Noi siamo - siamo sempre stati - il "popolo di Dio" non perché ripetiamo continuamente, magari banalizzandola un po', questa bella espressione che ci qualifica, ma perché abbiamo - abbiamo sempre avuto - la presenza del Signore, che ha posto la sua tenda tra noi e in virtù del rito eucaristico si è collocato e resta al cuore della vita ecclesiale.

Nessuna potenza della terra riesce a intimidire la "nazione santa", che sa di avere con sé il "Signore delle schiere". Nessuna nostra infedeltà ci può deprimere fino alla disperazione, dal momento che possediamo la fonte inesauribile del perdono e della riconciliazione. Nessuna nostra fiacchezza ci avvilisce, se non ci dimentichiamo che vive con noi colui che sa assumere le cose deboli per confondere le cose che sembrano forti (cf. 1 Cor 1,2 7).
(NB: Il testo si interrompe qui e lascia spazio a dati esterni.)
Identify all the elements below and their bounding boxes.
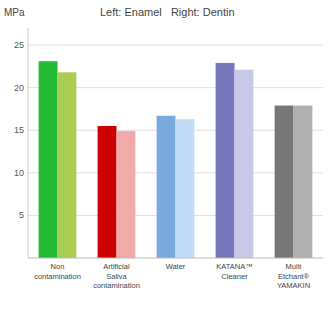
x-tick-label: Water (166, 262, 186, 271)
x-tick-label-line: Artificial (103, 262, 130, 271)
chart: 510152025NoncontaminationArtificialSaliv… (0, 0, 329, 310)
bar (275, 106, 294, 258)
bar (58, 72, 77, 258)
x-tick-label-line: Etchant® (278, 272, 309, 281)
y-axis-line (28, 28, 29, 258)
x-tick-label: KATANA™Cleaner (216, 262, 252, 281)
x-tick-label: MultiEtchant®YAMAKIN (277, 262, 310, 290)
bar (294, 106, 313, 258)
y-axis-label: MPa (4, 7, 25, 18)
x-tick-label-line: Water (166, 262, 186, 271)
bar (98, 126, 117, 258)
x-tick-label-line: Cleaner (221, 272, 248, 281)
y-tick-label: 10 (14, 168, 24, 178)
x-tick-label-line: YAMAKIN (277, 281, 310, 290)
bar (216, 63, 235, 258)
x-tick-label-line: Multi (286, 262, 302, 271)
y-tick-label: 25 (14, 40, 24, 50)
bar (157, 116, 176, 258)
x-tick-label-line: contamination (34, 272, 81, 281)
x-tick-label-line: contamination (93, 281, 140, 290)
bar (39, 61, 58, 258)
y-tick-label: 15 (14, 125, 24, 135)
grid-line (28, 45, 323, 46)
bars (39, 61, 313, 258)
x-tick-label-line: Non (51, 262, 65, 271)
bar (117, 131, 136, 258)
x-tick-label-line: KATANA™ (216, 262, 252, 271)
y-tick-label: 5 (19, 210, 24, 220)
y-tick-label: 20 (14, 83, 24, 93)
x-tick-label-line: Saliva (106, 272, 127, 281)
x-tick-label: ArtificialSalivacontamination (93, 262, 140, 290)
bar (176, 119, 195, 258)
title: Left: Enamel Right: Dentin (100, 6, 235, 18)
bar (235, 70, 254, 258)
x-axis-line (28, 258, 323, 259)
x-tick-label: Noncontamination (34, 262, 81, 281)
Nessuna esperienza di apparente infecondità del nostro messaggio e della nostra azione, nessuna creduta impenetrabilità della società in cui viviamo, può farci cadere le braccia, se rimaniamo consapevoli che il Risorto presente nella sua Chiesa continua a effondere lo Spirito Santo, la divina energia che è capace di raggiungere gli animi più lontani e sa insinuarsi nelle coscienze che sembrano impermeabili; anche se non sempre egli ci dà il gusto e la consolazione di percepire chiaramente e positivamente la sua divina efficacia.